The software won accolades from medical associations. “Her research was highly influential,” says Betsy Humphreys, deputy director of the National Library of Medicine. “A lot of people didn’t see how different life was [in the Internet age].... Latanya’s work raised their awareness.” With Scrub System, “I thought I had solved the privacy problem,” Sweeney says sheepishly. But the truth was, “I really didn’t understand a thing about privacy.”
This realization hit home when one day she reviewed the medical history of a young woman. “At age two this girl was sexually molested, at age three she stabbed her sister with scissors, at four her parents got divorced, at five she set fire to her home,” Sweeney recounts. Clearly, “removing the explicit identifiers wasn’t what [privacy] was about.” It was about the bread crumbs of information we leave behind in records strewn all over the Internet—in medical forms, credit applications, resumes and other documents. Nothing specifically identified the girl in the report, but the scraps of information were unique, and Sweeney was pretty sure she could use them to reidentify her—and almost anyone else.
Programs such as Identity Angel have proved Sweeney correct, and she has spent plenty of time finding ways to invade privacy, sometimes getting the jump on the bad guys, sometimes not.

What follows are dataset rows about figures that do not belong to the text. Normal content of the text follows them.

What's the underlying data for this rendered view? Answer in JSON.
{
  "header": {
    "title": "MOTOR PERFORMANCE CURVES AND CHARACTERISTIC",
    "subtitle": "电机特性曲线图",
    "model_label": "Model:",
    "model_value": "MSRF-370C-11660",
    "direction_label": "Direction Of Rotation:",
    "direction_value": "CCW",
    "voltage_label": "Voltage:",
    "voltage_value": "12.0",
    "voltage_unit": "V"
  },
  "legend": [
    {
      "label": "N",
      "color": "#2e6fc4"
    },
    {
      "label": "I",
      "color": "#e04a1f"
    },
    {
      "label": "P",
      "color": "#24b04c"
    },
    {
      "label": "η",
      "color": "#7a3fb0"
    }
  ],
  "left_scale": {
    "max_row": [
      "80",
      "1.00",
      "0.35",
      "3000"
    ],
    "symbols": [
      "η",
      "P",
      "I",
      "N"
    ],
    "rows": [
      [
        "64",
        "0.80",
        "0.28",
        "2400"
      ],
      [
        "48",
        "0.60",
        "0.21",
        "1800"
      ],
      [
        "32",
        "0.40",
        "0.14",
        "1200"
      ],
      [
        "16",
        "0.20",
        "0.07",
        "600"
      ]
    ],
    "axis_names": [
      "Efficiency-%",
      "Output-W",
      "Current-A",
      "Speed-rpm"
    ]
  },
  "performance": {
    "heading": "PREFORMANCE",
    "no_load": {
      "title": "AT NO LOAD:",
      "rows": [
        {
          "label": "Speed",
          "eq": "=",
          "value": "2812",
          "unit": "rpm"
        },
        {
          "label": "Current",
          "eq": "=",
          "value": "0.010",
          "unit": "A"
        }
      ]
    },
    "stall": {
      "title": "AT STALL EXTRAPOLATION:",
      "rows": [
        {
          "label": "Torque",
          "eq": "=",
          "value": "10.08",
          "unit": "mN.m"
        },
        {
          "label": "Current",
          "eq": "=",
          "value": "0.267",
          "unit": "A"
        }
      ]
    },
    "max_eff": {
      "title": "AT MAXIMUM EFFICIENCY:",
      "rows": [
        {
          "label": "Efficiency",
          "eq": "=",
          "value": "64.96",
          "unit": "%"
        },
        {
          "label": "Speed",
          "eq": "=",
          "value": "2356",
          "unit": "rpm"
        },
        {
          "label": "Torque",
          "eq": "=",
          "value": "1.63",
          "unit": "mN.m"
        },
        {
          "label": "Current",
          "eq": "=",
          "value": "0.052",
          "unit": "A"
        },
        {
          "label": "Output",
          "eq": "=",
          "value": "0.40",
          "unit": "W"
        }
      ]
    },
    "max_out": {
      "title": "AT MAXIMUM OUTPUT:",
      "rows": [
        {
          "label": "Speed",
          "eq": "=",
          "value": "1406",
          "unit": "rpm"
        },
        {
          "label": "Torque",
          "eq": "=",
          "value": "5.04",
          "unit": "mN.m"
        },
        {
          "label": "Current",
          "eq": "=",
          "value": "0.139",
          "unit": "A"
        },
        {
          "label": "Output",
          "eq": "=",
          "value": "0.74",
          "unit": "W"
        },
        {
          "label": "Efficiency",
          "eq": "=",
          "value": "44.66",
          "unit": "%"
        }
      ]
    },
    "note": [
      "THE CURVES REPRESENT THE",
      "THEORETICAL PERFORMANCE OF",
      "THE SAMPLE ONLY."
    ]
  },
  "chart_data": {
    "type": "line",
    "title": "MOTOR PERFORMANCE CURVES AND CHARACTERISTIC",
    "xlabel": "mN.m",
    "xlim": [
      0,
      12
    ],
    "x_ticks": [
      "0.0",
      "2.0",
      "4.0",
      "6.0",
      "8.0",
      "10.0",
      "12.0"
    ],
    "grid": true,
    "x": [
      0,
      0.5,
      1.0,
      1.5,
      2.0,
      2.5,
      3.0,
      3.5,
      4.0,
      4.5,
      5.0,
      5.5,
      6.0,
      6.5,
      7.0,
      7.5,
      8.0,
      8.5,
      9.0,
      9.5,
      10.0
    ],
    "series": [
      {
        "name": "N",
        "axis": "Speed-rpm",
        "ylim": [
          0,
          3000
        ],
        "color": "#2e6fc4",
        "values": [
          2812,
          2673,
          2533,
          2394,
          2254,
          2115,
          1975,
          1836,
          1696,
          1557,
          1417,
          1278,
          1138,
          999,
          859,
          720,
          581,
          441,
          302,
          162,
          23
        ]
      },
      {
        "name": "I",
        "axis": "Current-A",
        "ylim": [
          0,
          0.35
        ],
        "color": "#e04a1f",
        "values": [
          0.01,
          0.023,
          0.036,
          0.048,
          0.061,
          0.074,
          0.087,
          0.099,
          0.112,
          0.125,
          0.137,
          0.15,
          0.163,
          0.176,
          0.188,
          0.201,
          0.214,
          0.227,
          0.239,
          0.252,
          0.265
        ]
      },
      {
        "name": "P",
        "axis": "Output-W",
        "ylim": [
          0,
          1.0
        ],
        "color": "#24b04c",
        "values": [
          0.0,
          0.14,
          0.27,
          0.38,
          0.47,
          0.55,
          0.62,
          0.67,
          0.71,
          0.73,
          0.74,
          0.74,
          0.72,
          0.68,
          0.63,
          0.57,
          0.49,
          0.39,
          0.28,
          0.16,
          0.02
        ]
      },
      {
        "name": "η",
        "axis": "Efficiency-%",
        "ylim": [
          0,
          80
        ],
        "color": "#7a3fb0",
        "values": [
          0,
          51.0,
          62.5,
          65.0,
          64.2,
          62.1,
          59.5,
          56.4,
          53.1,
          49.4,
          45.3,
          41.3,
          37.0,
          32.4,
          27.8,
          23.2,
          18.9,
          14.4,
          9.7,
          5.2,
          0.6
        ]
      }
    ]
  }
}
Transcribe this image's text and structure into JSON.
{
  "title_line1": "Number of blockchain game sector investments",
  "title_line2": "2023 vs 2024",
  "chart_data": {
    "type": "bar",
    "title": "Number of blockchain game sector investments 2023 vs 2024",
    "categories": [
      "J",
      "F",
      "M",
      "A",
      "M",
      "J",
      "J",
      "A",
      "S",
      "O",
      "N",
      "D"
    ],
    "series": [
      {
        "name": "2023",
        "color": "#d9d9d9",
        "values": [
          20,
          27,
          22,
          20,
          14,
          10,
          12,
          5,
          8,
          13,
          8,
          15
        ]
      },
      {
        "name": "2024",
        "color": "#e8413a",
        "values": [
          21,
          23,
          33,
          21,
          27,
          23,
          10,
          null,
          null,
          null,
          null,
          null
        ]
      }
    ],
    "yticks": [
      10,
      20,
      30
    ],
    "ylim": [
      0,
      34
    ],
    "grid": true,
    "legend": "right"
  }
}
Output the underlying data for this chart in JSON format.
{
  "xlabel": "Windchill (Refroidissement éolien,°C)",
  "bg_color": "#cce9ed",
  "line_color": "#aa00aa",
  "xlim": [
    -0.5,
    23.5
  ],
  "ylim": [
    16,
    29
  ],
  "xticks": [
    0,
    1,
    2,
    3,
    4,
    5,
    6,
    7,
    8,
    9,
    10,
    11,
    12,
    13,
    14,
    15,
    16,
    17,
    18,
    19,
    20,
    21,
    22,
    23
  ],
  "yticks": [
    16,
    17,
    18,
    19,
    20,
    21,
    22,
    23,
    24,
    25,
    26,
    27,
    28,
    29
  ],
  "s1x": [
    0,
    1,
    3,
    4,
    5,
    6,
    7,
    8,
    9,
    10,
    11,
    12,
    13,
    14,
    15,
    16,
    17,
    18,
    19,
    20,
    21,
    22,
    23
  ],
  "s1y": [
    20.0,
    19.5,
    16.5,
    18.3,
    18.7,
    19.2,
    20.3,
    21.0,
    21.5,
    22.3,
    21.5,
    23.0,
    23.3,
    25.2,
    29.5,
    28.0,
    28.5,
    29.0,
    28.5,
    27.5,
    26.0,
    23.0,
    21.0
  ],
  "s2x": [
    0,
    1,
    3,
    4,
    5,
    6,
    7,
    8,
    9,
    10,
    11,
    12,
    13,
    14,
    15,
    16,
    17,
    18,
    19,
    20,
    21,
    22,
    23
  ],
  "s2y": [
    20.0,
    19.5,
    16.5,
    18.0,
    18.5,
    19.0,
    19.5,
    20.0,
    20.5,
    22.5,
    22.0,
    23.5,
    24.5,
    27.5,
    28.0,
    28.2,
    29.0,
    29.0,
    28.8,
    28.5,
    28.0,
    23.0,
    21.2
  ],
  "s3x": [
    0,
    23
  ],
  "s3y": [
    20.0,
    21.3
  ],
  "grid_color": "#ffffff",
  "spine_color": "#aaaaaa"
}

She tells the story of a banker indicted in Maryland who cross-referenced information in publicly available hospital discharge records with his own client list to see if any of his clients had cancer. If they did, he called in their loans. In a project using data from the state of Illinois, Sweeney’s lab found a way to reidentify patients with Huntington’s disease even after all information about the patients had been deleted from their records. Huntington’s is caused by the repetition of a short sequence of DNA. The more this sequence repeats, the earlier the age of onset. Sweeney’s lab combined those data with hospital discharge records, which included patients’ ages, to accurately link 90 percent of the Huntington’s patients with DNA records on file. Abuses may be rare, Sweeney admits, but both cases show how ugly things can get if one database is used to leverage the information in another.
The real solution, Sweeney says, does not lie in her lab or in any other. Ultimately engineers and computer scientists will have to weave privacy protection into the design and usability of their new technologies, up front. If they do, “society can [then] decide how to turn those controls on and off,” Sweeney remarks. Otherwise we might all need to ride a motorcycle to get a few private moments.